Mesothelioma Chemotherapy
Mesothelioma Chemotherapy

First-Line Chemotherapy

Mesothelioma chemotherapy is recommended either alone for medically inoperable patients with MPM or as part of a multimodality regimen for patients with medically operable MPM (see Treatment and Principles of Chemotherapy in the NCCN Guidelines for Malignant Pleural Mesothelioma). Patients with medically operable stage I to III MPM (epithelial histology) can receive chemotherapy either before or after surgery. Chemotherapy alone is recommended for patients with medically inoperable stages I to IV MPM, those who refuse surgery, and those with sarcomatoid or mixed histology.
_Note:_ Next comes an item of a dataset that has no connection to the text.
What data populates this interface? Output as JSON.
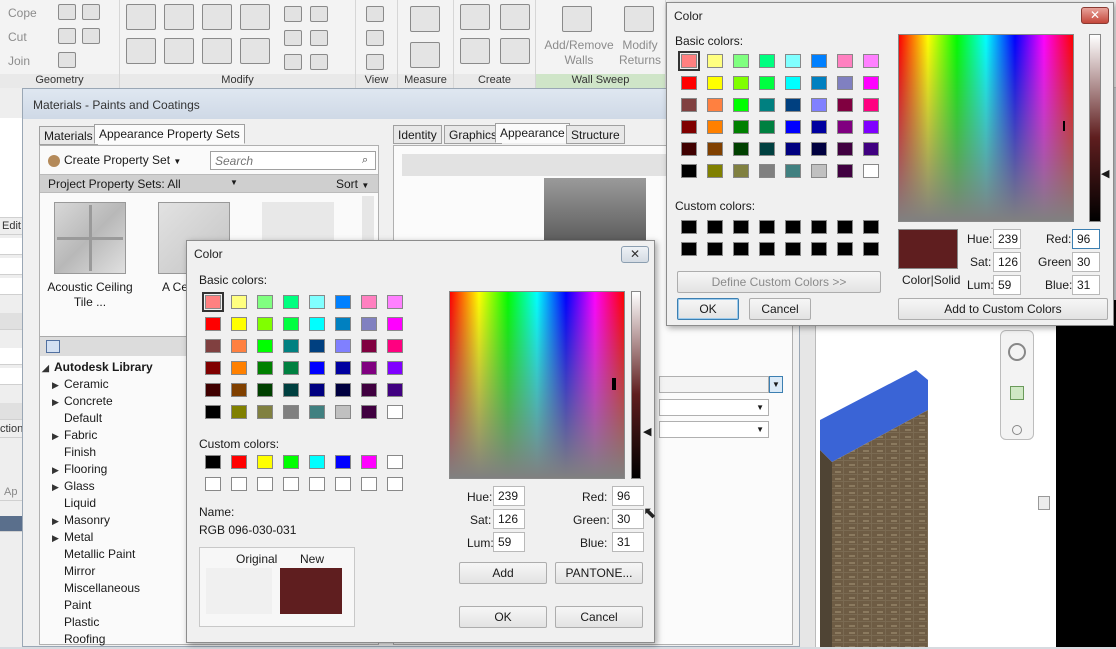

Pemetrexed-based chemotherapy can also be used for malignant peritoneal mesothelioma, pericardial mesothelioma, and tunica vaginalis testis mesothelioma.

A combined first-line regimen using cisplatin/pemetrexed (category 1) is recommended for MPM and is currently the only regimen approved by the FDA. A phase 3 randomized trial assessed cisplatin/pemetrexed versus cisplatin alone in patients who were not candidates for surgery; the combined regimen increased survival by 2.8 months when compared with cisplatin alone (12.1 vs. 9.3 months, P=.02). Based on this trial and the FDA approval, the NCCN Panel recommends cisplatin/pemetrexed (category 1) for patients with MPM.

A multicenter phase 3 randomized trial (IFCT-GFPC-0701 MAPS) compared adding bevacizumab to cisplatin/pemetrexed (with maintenance bevacizumab) versus cisplatin/pemetrexed alone for patients with unresectable MPM and PS 0 to 2 who did not have bleeding or thrombosis. Overall survival was increased in the bevacizumab plus chemotherapy arm by 2.7 months when compared with chemotherapy alone (18.8 vs. 16.1 months; HR = 0.77; P = .0167). Grade 3 to 4 adverse events were reported in 71% (158/222) of patients receiving the bevacizumab regimen when compared with 62% (139/224) of those receiving cisplatin/pemetrexed alone. More grade 3 or higher hypertension (23% vs. 0%), grade 3 proteinuria (3.1% vs. 0%), and grade 3-4 thrombotic events (6% vs. 1%) were observed in patients receiving the triplet arm. The NCCN Panel recommends (category 1) bevacizumab, cisplatin, and pemetrexed followed by maintenance bevacizumab for bevacizumab-eligible patients with unresectable MPM based on this trial (see Principles of Mesothelioma Chemotherapy in the NCCN Guidelines for Malignant Pleural Mesothelioma). Contraindications to bevacizumab include uncontrolled hypertension, risk for bleeding or clotting, and substantial cardiovascular morbidity.

Other acceptable first-line combination chemotherapy options recommended by NCCN include: 1) pemetrexed/carboplatin, which was assessed in 3 large phase 2 studies (median survival = 12.7, 14, and 14 months, respectively); or 2) gemcitabine/cisplatin, which was also assessed in phase 2 studies (median survival = 9.6–11.2 months).

Gemcitabine/cisplatin may be useful for patients who cannot take pemetrexed. A comparison of 1704 patients with medically inoperable MPM treated with cisplatin/pemetrexed or carboplatin/pemetrexed as part of an expanded access trial found that outcomes with the regimens were similar. For the 2018 update, the NCCN Panel deleted the caveat that carboplatin/pemetrexed regimen is a better choice for patients with poor PS and/or comorbidities, because panel members feel this regimen can also be used for patients with good PS based on clinical trial data. Acceptable first-line single-agent options include pemetrexed or vinorelbine for patients who are not candidates for platinum-based combination therapy. A phase 2 trial assessed adding bevacizumab to carboplatin/pemetrexed with or without maintenance bevacizumab as first-line therapy for patients with unresectable MPM. Overall survival was 15.3 months; 34% (26/76) of patients had a partial response and 58% (44/76) had stable disease.

Bowel perforation occurred in 4% of patients, grade 3 to 4 fatigue occurred in 8%; there were 3 toxic deaths. Maintenance bevacizumab (maximum, 1 year) was administered to patients without progression and/or severe toxicities. For the 2018 update, the NCCN Panel now recommends (category 2A) adding bevacizumab to carboplatin/pemetrexed with or without maintenance bevacizumab as a new first-line therapy option for patients with unresectable MPM based on this trial.